Ida Altman’s book on the early military subjugation of central-western Mexico takes a cue from recent histories of the conquest, which emphasize the participation and perspectives of indigenous peoples. Altman’s work, however, is far from celebratory. She grimly details violence and dislocation, and the surprisingly immediate resistance of New Galicia’s population. In this, Altman’s work is both traditional and a needed reminder of the heavy cost of encounter with Europeans for many Mesoamericans.

The victims were not only the residents of New Galicia (encompassing the modern Mexican states of Nayarit, Zacatecas, Aguascalientes, and Jalisco) but also the Spaniards’ mostly Nahua allies from central Mexico.
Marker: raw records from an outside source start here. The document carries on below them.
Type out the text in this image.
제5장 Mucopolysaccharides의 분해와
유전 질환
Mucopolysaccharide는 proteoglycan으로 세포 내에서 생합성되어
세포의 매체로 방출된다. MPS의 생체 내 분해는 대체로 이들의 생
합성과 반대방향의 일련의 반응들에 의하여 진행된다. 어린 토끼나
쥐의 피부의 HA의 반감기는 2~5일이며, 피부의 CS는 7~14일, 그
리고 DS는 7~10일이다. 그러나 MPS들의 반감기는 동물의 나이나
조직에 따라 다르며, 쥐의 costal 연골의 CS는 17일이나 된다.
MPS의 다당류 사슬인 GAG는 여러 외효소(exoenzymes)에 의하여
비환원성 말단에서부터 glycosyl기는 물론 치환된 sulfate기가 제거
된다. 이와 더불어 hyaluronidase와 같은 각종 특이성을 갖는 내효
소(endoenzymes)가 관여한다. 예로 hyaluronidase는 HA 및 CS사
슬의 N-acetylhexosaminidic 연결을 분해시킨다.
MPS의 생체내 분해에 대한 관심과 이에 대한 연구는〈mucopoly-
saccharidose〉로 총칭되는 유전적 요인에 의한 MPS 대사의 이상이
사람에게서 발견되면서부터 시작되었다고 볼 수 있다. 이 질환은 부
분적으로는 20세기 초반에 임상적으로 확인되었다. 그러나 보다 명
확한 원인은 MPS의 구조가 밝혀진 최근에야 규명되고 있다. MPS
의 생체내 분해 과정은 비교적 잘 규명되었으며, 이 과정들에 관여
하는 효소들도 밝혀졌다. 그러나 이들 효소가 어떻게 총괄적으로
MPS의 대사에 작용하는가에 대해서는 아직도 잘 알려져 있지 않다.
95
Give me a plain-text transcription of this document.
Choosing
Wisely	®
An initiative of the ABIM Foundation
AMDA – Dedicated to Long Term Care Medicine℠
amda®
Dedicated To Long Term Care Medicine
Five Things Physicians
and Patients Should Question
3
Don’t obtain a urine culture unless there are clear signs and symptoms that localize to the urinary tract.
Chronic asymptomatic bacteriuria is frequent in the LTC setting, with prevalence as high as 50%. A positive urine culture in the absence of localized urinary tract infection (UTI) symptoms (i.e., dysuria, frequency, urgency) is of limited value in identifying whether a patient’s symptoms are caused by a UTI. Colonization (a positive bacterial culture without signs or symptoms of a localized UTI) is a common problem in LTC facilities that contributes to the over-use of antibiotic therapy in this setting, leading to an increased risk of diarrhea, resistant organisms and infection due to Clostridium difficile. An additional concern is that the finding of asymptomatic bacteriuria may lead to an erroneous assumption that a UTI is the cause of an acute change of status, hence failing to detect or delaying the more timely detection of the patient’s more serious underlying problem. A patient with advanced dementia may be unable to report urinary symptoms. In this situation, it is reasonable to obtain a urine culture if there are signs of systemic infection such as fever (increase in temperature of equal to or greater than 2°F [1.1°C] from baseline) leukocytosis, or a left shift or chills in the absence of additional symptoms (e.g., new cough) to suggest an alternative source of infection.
Thousands campaigned with Nuño de Guzmán from 1527 to 1537. In contrast with the respect usually bestowed upon them, the Mesoamerican warriors who accompanied Guzmán were considered slaves, and few survived. So poor was their lot that even the locals whose lands they were invading at times took pity on them, going so far as to offer some of them asylum.

Once they had a foothold in the region, the Spanish provoked deep resentments from a population unused to the demands of imperial rule. Altman spends two full chapters on early Spanish settlement in the region, complicated political intrigues, and abuses of the native population. The violence culminated in a co-ordinated regional uprising in 1540 that very nearly threw the Spanish out. Altman draws a sharp distinction between the leadership style of Guzmán and his cohorts and that of the new viceroy, Antonio de Mendoza, who curried favor with his allies and succeeded in putting down the uprising. Again, however, Altman’s emphasis remains the human costs of this second period of war.

One of Altman’s most notable findings is the quick, absolute rejection of Christianity by many of the western peoples. This contrasts with the conversion of central Mexico’s Nahua nobility, who would point to their acceptance of the foreigners’ religion as proof of their loyalty to the Crown and higher [End Page 834] status amongst colonial-era Indians. Anti-Christian millenarianism, says Altman, contributed to what many still expect from this period of history: that is, interethnic indigenous solidarity against the Europeans.

In the end, however, resistance was futile. A final chapter charts the “transformation of Nueva Galicia” into a thriving colonial mining region whose first inhabitants were permanently displaced by newcomers—not only Spaniards but also Africans and immigrant Mesoamericans. The book’s final sentence is elegiac, paying homage to the original founders of towns such as Juchipila, Tonala, and Xalisco, who “survive only in memory” (p. 344).

Although Altman attempts to keep western Mexico’s native peoples front and center, the nature of her material as well as her own considerable skill at tracking down the careers of individual sixteenth-century Spaniards sometimes shifts the emphasis back to Europeans. Nonetheless, Altman is to be commended for her judicious consideration of the archaeology of the region and her use of Mesoamerican pictorial documents, in addition to the painstaking work of combing through sixteenth-century judicial cases for the occasional Mesoamerican witness. The War for Mexico’s West is a thorough recounting of a devastating period of loss in what would become the heart of Mexico’s mining economy.